La frutta secca non oleosa è costituita da alimenti conservati per mezzo della privazione di acqua libera senza, tuttavia, alcuna aggiunta di zuccheri, sale o alcol. Per tale ragione può contenere additivi alimentari conservanti come l'anidride solforosa, solfiti, acido benzoico, acido ascorbico e suoi sali. Bisogna pertanto fare attenzione, attraverso la lettura delle etichette, affinché non siano presenti sostanze come i solfati. La frutta secca oleosa comprende frutti veri e propri e i semi di alcune piante o legumi, ed è povera di zuccheri, ricca di grassi, proteine, vitamine e sali minerali. Consigliata nelle diete degli sportivi e dei vegetariani perché molto energetica, contribuisce al miglioramento dell'umore, degli stati di ansia e di insonnia. Può essere consumata in gravidanza: in particolare arachidi e nocciole sono le varianti più ricche di acido folico, ma anche noci e mandorle.

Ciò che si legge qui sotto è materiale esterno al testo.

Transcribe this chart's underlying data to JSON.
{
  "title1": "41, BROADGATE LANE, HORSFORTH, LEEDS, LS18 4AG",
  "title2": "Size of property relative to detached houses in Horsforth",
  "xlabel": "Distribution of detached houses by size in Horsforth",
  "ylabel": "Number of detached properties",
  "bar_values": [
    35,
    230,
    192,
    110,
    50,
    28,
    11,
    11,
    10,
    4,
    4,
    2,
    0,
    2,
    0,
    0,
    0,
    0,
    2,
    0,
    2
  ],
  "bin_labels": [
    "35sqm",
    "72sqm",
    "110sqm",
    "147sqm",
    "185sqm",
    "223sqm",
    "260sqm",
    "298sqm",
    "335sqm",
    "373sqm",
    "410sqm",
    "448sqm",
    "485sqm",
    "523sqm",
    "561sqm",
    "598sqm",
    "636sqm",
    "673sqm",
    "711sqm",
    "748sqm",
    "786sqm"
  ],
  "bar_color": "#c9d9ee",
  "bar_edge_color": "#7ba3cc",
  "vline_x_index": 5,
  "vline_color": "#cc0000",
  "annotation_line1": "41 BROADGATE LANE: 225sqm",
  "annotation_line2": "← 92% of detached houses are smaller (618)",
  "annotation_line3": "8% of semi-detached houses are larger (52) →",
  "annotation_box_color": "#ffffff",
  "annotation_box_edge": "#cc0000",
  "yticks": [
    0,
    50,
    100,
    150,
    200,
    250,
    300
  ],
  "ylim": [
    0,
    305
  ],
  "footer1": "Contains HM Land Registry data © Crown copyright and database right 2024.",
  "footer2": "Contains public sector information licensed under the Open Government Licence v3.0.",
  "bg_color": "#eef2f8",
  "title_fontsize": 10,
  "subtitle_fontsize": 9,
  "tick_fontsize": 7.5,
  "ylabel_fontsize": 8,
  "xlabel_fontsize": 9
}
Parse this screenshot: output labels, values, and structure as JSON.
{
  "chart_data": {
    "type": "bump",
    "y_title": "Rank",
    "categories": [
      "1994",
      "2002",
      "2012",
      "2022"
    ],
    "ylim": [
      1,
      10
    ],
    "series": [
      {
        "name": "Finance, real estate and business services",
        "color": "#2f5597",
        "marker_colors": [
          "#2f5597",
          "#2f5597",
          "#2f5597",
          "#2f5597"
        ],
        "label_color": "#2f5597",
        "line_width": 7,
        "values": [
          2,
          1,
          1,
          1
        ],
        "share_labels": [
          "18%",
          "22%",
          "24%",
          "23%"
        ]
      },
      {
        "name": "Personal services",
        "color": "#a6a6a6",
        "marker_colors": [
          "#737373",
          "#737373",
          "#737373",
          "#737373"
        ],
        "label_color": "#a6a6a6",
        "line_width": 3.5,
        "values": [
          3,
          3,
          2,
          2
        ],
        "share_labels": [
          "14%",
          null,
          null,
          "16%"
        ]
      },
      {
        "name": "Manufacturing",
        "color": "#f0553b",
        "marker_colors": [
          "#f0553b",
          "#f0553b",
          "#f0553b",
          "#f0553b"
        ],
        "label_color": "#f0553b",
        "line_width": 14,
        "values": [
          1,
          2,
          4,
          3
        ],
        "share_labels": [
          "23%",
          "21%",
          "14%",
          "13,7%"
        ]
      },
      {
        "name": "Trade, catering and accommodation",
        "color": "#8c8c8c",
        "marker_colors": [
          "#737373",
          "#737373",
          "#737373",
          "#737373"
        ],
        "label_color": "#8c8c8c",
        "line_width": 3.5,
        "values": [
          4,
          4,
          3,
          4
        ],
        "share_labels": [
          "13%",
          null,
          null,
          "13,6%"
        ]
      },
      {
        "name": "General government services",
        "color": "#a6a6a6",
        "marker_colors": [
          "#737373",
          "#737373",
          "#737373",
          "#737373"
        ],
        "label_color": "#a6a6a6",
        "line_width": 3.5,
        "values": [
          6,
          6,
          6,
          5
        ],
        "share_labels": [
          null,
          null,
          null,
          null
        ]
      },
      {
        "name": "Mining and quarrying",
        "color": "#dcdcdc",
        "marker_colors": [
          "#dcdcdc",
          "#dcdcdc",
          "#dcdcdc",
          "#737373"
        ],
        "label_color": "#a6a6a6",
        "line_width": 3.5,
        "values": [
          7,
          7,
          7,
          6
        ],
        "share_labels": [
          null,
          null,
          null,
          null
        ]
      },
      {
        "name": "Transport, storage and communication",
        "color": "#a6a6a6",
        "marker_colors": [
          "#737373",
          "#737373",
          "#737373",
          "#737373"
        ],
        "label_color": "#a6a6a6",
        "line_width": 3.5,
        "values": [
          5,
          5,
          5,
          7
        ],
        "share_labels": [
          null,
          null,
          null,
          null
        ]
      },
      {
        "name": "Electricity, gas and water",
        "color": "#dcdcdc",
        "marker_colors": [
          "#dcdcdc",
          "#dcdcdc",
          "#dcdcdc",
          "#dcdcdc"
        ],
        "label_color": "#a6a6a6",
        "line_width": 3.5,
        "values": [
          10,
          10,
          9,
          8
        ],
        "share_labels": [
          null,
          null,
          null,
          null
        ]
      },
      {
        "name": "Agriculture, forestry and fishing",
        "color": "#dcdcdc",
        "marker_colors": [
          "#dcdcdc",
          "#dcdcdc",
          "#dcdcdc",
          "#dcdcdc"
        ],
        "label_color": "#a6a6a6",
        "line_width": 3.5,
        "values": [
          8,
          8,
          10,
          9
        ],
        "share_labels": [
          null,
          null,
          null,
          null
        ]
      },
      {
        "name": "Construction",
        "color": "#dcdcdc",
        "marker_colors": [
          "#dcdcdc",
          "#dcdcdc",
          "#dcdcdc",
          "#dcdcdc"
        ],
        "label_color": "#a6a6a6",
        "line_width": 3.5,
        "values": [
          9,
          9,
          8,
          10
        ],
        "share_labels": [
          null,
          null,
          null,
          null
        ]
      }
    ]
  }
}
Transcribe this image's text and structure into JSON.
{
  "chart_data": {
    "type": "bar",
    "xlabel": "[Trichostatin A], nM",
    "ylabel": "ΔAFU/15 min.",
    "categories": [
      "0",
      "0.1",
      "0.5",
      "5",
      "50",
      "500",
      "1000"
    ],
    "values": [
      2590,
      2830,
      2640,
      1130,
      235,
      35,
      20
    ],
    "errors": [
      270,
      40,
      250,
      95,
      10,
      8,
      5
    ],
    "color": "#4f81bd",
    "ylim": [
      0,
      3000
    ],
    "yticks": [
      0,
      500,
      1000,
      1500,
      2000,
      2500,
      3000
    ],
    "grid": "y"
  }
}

Bisognerebbe invece evitare la frutta secca oleosa, in quanto potrebbe essere causa di diabete gestazionale poichè ricca di glucosio. 
Per chi soffre di diabete, obesità o ipercolesterolemia, sono consigliate le mandorle, le nocciole e i pistacchi che grazie all'apporto di fibre e di acidi grassi mono e poli insaturi sono in grado di ridurre i livelli del colesterolo cattivo (LDL) e di aumentare contemporaneamente quelli di colesterolo buono, evitando quindi i picchi glicemici.

Le noci, le mandorle, i pinoli e i pistacchi sono dotati di proprietà antiossidanti e grazie alla presenza di acido ellagico, sono in grado di apportare benefici al sistema immunitario oltre che a contrastare i radicali liberi. 
Le mandorle sono particolarmente indicate per la buona salute delle ossa poiché contengono calcio, magnesio e fosforo.

Il rischio di malattie cardiache e circolatorie si riduce grazie all'assunzione di mandorle, nocciole e pinoli, molto ricchi di sali minerali (ferro, calcio, rame, magnesio, vitamina E).

Sono noti i benefici della frutta secca anche sull'intestino, grazie all'assunzione delle mandorle ad esempio, ma anche delle noci, aventi azione stringente e disinfettante sui parassiti intestinali. Il contenuto in fibre delle nocciole facilita il transito intestinale e l'eliminazione delle tossine, mantenendo in salute l'apparato digerente. Infine i pinoli contribuiscono al miglioramento della regolarità intestinale.

Per concludere, la frutta secca apporta energia e migliora l'umore. Alcuni studi dimostrano che le mandorle aumentano anche la concentrazione, mentre le noci contribuiscono alla regolazione del sonno grazie alla presenza di melatonina. I pinoli sono consigliati per chi soffre di debolezza e stanchezza cronica. Gli anacardi sono considerati degli antidepressivi naturali perché contengono il triptofano, un precursore della serotonina che agisce sull'umore.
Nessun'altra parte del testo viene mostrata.